寝室のドアを開けると、中は静まり返っていた。来栖季雄が入ると、すぐに鈴木和香が横向きになって、大きなベッドで深く眠っているのが目に入った。
来栖季雄は足音を忍ばせながら、音もなくベッドの側まで歩み寄り、薄暗い室内の明かりの中で、鈴木和香の眉目をしばらくじっと見つめていた。そして手を伸ばし、彼女の手から携帯電話を抜き取り、隣のナイトテーブルに置いた。それから布団を持ち上げ、露出していた背中の大半を優しく覆った。
来栖季雄はそのままベッドの端に腰を下ろし、しばらくしてから手を伸ばし、そっと彼女の頬に触れた。親指で彼女の瞼の下をゆっくりと撫でる様子は、まるで涙を拭うかのようだった。最後に彼の手は彼女の頭に止まり、長い間じっとそのままだった。
五年以上前から、彼女が自分の愛してはいけない人だと知ってから、彼は彼女の前では常に冷静で無関心を装うことができた。たとえ時々感情を抑えきれなくなっても、すぐに本当の感情を隠すことができた。彼が感情を失うその裏に、本当の理由が深い愛情であることを、彼女に気付かせないようにしていた。
彼の人生で、母親以外に唯一大切な人は彼女だけだった。
母は彼に命を与え、この世界に送り出し、この世界で最も冷たく暗い全てを感じさせた。
しかし彼女は、彼に再生を与え、この世界にはまだ清らかさと温もりが存在することを見せてくれた。
彼女は知らなかった。かつて彼女が彼の人生における全ての希望と原動力だったことを。
今や彼が成功を収め、高い地位にいても、彼女は依然として彼の希望であり原動力だった。
誰も知らない。この世界で彼には確かに家族がいるのに、これほど長い間、ずっと一人で過ごしてきたことを。
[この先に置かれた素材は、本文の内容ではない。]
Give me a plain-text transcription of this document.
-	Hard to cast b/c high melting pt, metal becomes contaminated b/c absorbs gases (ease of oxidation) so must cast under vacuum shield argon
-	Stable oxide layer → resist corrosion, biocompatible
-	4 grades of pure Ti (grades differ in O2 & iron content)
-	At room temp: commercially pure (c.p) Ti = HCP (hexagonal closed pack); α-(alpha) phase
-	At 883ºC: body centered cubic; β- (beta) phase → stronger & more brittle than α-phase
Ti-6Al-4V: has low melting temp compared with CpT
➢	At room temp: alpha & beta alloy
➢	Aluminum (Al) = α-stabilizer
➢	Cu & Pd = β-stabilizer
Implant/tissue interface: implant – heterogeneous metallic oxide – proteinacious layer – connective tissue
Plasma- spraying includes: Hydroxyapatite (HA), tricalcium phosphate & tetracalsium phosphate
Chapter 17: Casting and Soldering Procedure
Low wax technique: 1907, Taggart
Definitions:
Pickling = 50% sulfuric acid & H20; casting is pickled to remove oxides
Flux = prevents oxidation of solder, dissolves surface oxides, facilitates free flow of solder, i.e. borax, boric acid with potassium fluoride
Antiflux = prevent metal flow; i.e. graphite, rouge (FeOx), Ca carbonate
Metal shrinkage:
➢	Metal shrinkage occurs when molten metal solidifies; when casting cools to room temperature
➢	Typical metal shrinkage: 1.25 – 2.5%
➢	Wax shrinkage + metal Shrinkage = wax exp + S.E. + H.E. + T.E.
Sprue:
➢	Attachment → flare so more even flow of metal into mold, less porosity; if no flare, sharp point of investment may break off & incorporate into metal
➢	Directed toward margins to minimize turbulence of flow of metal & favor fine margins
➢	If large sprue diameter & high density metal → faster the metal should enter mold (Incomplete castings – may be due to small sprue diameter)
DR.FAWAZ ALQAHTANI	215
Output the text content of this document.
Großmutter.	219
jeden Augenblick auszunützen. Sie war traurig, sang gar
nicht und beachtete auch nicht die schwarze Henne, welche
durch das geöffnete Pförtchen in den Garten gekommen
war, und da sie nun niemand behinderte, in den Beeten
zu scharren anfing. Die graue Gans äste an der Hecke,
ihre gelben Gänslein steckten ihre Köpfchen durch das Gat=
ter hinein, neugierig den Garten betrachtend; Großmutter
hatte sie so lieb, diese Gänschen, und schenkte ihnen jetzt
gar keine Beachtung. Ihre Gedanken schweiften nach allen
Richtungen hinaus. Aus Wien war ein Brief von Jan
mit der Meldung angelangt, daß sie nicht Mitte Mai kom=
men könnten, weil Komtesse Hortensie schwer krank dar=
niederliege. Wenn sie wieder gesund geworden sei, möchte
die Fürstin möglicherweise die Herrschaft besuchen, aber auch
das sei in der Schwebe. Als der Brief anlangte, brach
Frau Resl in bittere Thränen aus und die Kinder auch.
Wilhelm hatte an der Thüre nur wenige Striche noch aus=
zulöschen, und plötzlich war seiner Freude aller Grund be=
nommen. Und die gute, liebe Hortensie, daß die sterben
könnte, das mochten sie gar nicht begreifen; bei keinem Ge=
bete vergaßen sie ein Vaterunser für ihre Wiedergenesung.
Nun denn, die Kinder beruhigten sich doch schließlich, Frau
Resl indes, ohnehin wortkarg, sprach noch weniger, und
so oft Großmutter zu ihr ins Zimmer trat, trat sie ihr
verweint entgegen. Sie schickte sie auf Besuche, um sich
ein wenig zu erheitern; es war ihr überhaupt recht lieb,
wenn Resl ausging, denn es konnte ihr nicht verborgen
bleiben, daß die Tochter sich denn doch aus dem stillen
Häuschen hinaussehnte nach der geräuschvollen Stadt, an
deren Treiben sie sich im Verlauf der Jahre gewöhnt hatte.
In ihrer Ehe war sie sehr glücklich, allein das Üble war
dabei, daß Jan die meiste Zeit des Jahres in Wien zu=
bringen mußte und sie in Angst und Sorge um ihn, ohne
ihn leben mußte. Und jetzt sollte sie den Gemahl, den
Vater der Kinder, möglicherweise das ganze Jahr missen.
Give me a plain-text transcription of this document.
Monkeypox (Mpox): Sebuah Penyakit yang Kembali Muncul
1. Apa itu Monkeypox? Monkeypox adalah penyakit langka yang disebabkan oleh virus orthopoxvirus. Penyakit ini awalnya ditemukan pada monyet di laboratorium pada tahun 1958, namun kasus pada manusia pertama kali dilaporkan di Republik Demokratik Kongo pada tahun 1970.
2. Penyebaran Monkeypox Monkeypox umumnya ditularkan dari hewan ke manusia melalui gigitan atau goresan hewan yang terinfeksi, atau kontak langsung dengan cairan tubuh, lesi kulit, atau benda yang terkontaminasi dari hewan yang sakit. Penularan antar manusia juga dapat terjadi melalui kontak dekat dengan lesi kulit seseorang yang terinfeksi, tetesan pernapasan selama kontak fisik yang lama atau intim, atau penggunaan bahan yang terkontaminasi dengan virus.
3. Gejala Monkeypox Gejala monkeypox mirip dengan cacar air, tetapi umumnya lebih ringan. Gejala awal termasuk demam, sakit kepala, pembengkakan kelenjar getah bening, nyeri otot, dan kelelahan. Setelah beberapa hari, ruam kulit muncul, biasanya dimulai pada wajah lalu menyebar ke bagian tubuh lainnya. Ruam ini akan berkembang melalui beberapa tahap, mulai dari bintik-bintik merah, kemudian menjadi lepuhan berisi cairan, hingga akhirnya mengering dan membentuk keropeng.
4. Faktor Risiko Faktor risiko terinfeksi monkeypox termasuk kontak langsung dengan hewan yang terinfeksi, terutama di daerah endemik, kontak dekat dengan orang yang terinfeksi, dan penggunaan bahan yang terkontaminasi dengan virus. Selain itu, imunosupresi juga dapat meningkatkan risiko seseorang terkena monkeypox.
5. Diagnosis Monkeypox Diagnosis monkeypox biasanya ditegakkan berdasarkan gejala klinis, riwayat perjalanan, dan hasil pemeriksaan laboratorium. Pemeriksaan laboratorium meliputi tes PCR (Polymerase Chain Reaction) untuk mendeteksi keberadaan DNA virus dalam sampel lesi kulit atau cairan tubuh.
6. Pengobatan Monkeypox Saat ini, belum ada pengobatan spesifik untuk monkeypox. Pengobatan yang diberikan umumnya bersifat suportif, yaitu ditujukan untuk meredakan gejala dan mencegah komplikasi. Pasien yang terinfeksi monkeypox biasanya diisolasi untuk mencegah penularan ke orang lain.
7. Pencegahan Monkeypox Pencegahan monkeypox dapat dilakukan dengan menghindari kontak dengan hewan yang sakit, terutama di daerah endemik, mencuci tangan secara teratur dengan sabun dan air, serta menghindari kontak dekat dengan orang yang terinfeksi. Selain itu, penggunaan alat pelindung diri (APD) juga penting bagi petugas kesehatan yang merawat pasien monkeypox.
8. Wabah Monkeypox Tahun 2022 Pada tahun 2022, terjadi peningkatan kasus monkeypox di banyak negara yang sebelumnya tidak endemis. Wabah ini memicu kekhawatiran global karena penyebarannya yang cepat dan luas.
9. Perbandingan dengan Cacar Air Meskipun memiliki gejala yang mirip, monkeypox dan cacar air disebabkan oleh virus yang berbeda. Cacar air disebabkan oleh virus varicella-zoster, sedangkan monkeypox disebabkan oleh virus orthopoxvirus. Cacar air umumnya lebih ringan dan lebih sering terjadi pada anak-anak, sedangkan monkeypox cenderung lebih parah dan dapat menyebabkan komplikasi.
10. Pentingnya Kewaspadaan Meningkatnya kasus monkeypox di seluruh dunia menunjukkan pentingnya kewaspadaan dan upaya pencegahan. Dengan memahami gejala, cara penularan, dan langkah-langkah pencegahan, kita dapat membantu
今は多くの人々が彼の周りを取り巻いているが、実は彼の心は誰よりも寂しいということを、彼らは知らない。
幼い頃から、彼の望むものは多くなかった。ただ彼女だけだった。しかし手に入れられないものは多く、その中に彼女がいた。
彼は手に入れようと思ったことがあった。だが始める前に資格を失い、その後、彼女は彼を避け始めた。
彼自身も理解できなかった。なぜ彼女は突然彼を避け始めたのか。